3年目のスタートライン
熊澤酒造の酒米プロジェクトも、昨年秋に無事3度目の収穫を終えました。初めは素人集団の無謀な取り組みに疑心暗鬼で様子を見ていた農家さんたちも、農業部のメンバーが農作業しているのを当たり前に見てくれるようになり、同じ目線で米作りの話もできるようになりました。収穫はもちろん、この全ての営みの輪が将来に繋がっていくことで、僅かに残っている田んぼを未来に残すという大きな役割を果たしていくことになるのです。
2年間のいわば研修期間を終え、ようやくスタートラインに立った感がある昨年度の米作り。どのくらいの収穫があったのか?新たにメンバー入りした頼れる相棒とは?今回はどんなアクシデントが起きたのか、あのカカシって効果あったの?などなど、酒米作り’22秋をレポします!
昨年度、酒米プロジェクトは芹沢、赤羽根、寒川の3カ所で合計2町歩=20反(6000坪)に広がりました。これは、新しく赤羽根地区2反と寒川の耕作放棄地10反を任されることになったからです。
育てた酒米の種類は、難しいと言われる原種の雄町が6反分、それ以外が五百万石です。そしてその他に協力農家さんが8町歩の田んぼで酒米作りをしてくれることになりました。一昨年は3町歩ほどだったので倍量をやってくれることになったのです。結果、熊澤分と合わせると10町歩の田んぼをやったことになり、目標である30町歩の1/3量の耕作を実現できたということになるのです!これは、蔵の1年分の生産量(一升瓶9万本)の1/3をまかなう量ということで、3年前は夢物語りのようだった、お酒全量を地元産米で、と言う目標が実現する日もそう遠くはなさそうです!
さて、収穫量はというと、、、。一般的に酒米の場合1反で7俵(1俵は60kg)の収穫が合格ラインと言われている中、6.5〜7俵というギリギリの結果となりました。この原因はたわわに実った穂をスズメに食べられる被害が深刻だったことや、耕作放棄地ゆえ土地が緩んでいて端まで稲を植えられず生産量が減ったことなどが挙げられます。ただ、2年目の一昨年の悲惨な結果と比べると、他の農家さんと同じくらいの収穫率にやっと追いつくことができたと言うことになります!少しづつ進歩していることに間違いはありません。
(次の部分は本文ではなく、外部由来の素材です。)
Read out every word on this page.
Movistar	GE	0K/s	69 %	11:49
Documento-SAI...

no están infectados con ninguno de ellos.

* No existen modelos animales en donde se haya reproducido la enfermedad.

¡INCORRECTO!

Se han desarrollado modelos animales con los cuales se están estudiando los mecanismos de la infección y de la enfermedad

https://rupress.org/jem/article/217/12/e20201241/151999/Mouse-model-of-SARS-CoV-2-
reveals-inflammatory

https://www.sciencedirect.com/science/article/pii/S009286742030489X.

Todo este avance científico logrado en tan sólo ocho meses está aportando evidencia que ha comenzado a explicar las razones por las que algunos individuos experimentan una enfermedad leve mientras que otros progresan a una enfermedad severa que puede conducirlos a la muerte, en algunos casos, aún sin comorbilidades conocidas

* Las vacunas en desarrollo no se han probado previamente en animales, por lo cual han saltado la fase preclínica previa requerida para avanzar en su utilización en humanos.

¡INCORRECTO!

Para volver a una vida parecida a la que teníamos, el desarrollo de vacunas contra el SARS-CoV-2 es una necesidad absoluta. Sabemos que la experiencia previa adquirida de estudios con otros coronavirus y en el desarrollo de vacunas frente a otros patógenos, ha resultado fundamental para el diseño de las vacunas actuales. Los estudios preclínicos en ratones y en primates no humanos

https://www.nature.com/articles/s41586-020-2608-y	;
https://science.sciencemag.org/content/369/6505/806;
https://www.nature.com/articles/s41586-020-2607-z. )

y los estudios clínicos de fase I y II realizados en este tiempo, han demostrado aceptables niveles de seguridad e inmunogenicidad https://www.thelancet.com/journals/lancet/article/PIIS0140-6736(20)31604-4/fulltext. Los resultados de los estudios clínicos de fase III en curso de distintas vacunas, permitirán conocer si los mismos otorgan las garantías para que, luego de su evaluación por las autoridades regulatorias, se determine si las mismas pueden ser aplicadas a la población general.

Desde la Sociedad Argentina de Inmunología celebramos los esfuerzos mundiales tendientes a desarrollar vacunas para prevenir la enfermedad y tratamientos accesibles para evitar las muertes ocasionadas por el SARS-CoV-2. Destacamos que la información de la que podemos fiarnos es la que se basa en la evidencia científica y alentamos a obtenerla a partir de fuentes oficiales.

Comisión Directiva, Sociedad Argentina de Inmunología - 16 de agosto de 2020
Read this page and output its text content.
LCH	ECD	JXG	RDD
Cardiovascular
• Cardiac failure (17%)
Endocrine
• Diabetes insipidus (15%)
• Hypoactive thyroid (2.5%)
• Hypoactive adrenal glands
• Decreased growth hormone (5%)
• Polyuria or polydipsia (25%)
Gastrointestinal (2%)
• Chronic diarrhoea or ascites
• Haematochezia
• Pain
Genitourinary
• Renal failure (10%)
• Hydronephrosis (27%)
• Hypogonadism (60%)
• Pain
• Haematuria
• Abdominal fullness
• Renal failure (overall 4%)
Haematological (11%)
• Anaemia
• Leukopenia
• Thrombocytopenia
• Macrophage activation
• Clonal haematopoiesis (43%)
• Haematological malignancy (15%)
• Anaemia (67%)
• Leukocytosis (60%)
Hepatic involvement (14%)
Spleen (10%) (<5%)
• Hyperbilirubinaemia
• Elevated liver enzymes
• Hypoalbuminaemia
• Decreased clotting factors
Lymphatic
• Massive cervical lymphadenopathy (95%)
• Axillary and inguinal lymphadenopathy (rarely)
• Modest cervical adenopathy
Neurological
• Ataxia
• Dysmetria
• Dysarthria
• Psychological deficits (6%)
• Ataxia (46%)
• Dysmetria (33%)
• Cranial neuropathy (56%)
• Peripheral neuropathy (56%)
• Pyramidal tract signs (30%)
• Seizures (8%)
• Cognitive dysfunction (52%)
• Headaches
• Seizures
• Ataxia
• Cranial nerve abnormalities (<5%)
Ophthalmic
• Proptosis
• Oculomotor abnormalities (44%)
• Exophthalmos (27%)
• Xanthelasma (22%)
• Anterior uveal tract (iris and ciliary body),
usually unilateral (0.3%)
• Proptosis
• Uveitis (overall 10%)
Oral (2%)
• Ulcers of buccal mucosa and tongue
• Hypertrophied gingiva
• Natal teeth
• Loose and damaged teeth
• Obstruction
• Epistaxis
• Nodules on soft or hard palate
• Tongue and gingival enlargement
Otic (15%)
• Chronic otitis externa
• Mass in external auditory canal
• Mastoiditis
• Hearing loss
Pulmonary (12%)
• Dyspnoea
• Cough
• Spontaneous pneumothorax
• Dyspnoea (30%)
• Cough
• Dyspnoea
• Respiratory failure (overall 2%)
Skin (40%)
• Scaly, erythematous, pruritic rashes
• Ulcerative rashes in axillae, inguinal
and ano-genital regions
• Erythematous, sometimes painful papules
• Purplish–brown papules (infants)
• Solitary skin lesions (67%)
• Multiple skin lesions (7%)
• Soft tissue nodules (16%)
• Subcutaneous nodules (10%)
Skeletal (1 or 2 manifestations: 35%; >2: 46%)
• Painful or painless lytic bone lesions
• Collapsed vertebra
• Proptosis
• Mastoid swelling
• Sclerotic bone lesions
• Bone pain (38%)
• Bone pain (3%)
こうして失敗を経験することで、その対策が見えてきます。失敗も成功も全ての経験が今後の酒米作りの糧となるのです。
すべての田んぼが会社から軽トラで5分とアクセスよし!
酒米作り3年目が終わり、田んぼの癖のようなものがわかってきて、それぞれ問題や対策が見えてきました。
芹沢地区
酒米プロジェクトスタートの地。熊澤酒造の裏手に位置する。弥生時代から脈々と続く原風景が最も残っている。育苗・乾燥・トラクター置場などの主要施設を有する酒米プロジェクトの中心地。
赤羽根地区
日当たりも水捌けも良く晴れた日にはドーンと富士山が眺められる好立地の映えスポット。今年度は2反から8反に増えます。昨年度は原種雄町に挑むも育ちすぎて倒伏するアクシデントが。今年は何に挑戦するのか思案中。
寒川地区
昨年度10反を任されるも、水捌けの悪さで機械がスタックするなど大苦戦。プラス耕作放棄地が点在し水路が詰まっていたりして、いかに周囲とのトラブル無く水を引き込むかが勝負所。そして、ショッキングピンクでグロテスクな天敵、ジャンボタニシとの格闘が行われた。今年の作戦やいかに。